FOCUS – La tarification du carbone aux frontières «est une mesure que nous devons mettre en œuvre avec le plus grand nombre possible, et le plus rapidement possible», s’est défendu Wopke Hoekstra, commissaire européen au climat.
La COP30 sur le climat n’est pas une réunion de l’Organisation mondiale du commerce (OMC), laisse entendre l’Union européenne. À l’heure où elle fait pression pour la mise en place d’une feuille de route sur la sortie progressive des énergies fossiles (engagement acté il y a deux ans à Dubaï mais que certains préféreraient passer sous silence), l’Union européenne est attaquée à Belém sur son marché carbone aux frontières.
Dimanche soir, le président de la COP, André Correa do Lago, a publié une «note» de mise au point sur l’avancement des négociations depuis lundi 10 novembre, en faisant notamment ressortir les quatre plus gros points de tensions. Parmi eux, l’épineux sujet des mesures « unilatérales » en matière de commerce, comme la taxe carbone européenne aux frontières.
L’UE doit en effet imposer dès janvier un «mécanisme d’ajustement carbone» aux frontières (CBAM en anglais) visant les secteurs les plus polluants comme l’acier, l’aluminium, le ciment, les engrais, l’électricité et l’hydrogène. L’idée étant d’imposer aux importations à l’intérieur de l’UE un prix du carbone similaire à celui en vigueur en Europe, où les entreprises doivent déjà payer pour polluer.
«On a du mal à comprendre cette cristallisation»

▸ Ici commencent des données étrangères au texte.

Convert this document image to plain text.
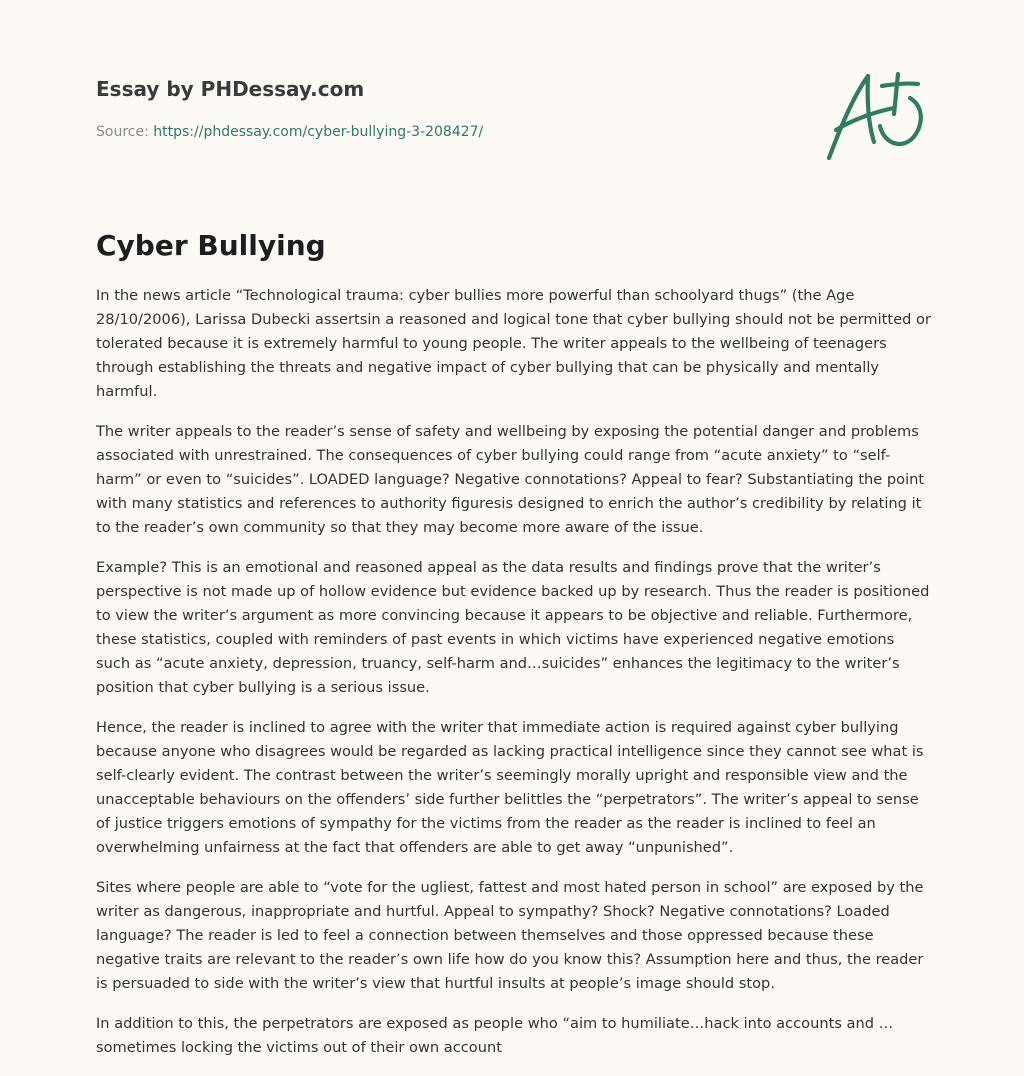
Essay by PHDessay.com
Source: https://phdessay.com/cyber-bullying-3-208427/
Cyber Bullying

In the news article “Technological trauma: cyber bullies more powerful than schoolyard thugs” (the Age 28/10/2006), Larissa Dubecki assertsin a reasoned and logical tone that cyber bullying should not be permitted or tolerated because it is extremely harmful to young people. The writer appeals to the wellbeing of teenagers through establishing the threats and negative impact of cyber bullying that can be physically and mentally harmful.

The writer appeals to the reader’s sense of safety and wellbeing by exposing the potential danger and problems associated with unrestrained. The consequences of cyber bullying could range from “acute anxiety” to “self-harm” or even to “suicides”. LOADED language? Negative connotations? Appeal to fear? Substantiating the point with many statistics and references to authority figuresis designed to enrich the author’s credibility by relating it to the reader’s own community so that they may become more aware of the issue.

Example? This is an emotional and reasoned appeal as the data results and findings prove that the writer’s perspective is not made up of hollow evidence but evidence backed up by research. Thus the reader is positioned to view the writer’s argument as more convincing because it appears to be objective and reliable. Furthermore, these statistics, coupled with reminders of past events in which victims have experienced negative emotions such as “acute anxiety, depression, truancy, self-harm and…suicides” enhances the legitimacy to the writer’s position that cyber bullying is a serious issue.

Hence, the reader is inclined to agree with the writer that immediate action is required against cyber bullying because anyone who disagrees would be regarded as lacking practical intelligence since they cannot see what is self-clearly evident. The contrast between the writer’s seemingly morally upright and responsible view and the unacceptable behaviours on the offenders’ side further belittles the “perpetrators”. The writer’s appeal to sense of justice triggers emotions of sympathy for the victims from the reader as the reader is inclined to feel an overwhelming unfairness at the fact that offenders are able to get away “unpunished”.

Sites where people are able to “vote for the ugliest, fattest and most hated person in school” are exposed by the writer as dangerous, inappropriate and hurtful. Appeal to sympathy? Shock? Negative connotations? Loaded language? The reader is led to feel a connection between themselves and those oppressed because these negative traits are relevant to the reader’s own life how do you know this? Assumption here and thus, the reader is persuaded to side with the writer’s view that hurtful insults at people’s image should stop.

In addition to this, the perpetrators are exposed as people who “aim to humiliate…hack into accounts and … sometimes locking the victims out of their own account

Or depuis le début de la COP brésilienne, plusieurs pays dont la Chine ou l’Inde veulent à tout prix mettre ce sujet sur la table, considérant cette taxe comme du protectionnisme qui ne dit pas son nom. «La tarification du carbone est une mesure que nous devons mettre en œuvre avec le plus grand nombre possible, et le plus rapidement possible», a réagi lundi Wopke Hoekstra, commissaire européen au climat, refusant toute discussion qui remettrait en question ce mécanisme. Selon lui, plusieurs pays comme le Brésil envisagent d’ailleurs de faire la même chose.
«On a du mal à comprendre cette cristallisation autour du [CBAM] qui est un instrument compatible avec les règles de l’Organisation mondiale du commerce», indique-t-on au sein de la délégation française. Mais «si l’UE se dit prête à expliquer ce mécanisme à ses partenaires, voire à discuter de comment les accompagner pour partager la technologie» pour une transition verte, là encore, hors de question de revenir dessus. «Car si à la fin les mesures prises conduisent à fermer les usines en Europe pour ensuite les ouvrir avec le même niveau de pollution ailleurs, le climat a perdu», ajoute cette même source… qui souligne d’ailleurs que «d’autres questions se posent sur les mécanismes commerciaux qui bloquent ou ralentissent la transition: et par exemple, est-ce qu’un marché plus ouvert des minerais critiques ne serait pas plus efficace pour développer une transition s’éloignant des énergies fossiles? Cela fait partie des sujets qui sont légitimes.»
Une réunion bilatérale entre la Chine et l’UE devait se tenir dans la journée. Il reste en théorie jusqu’à vendredi soir aux ministres, qui arrivent cette semaine, pour trouver une issue à ces négociations encore très polarisées.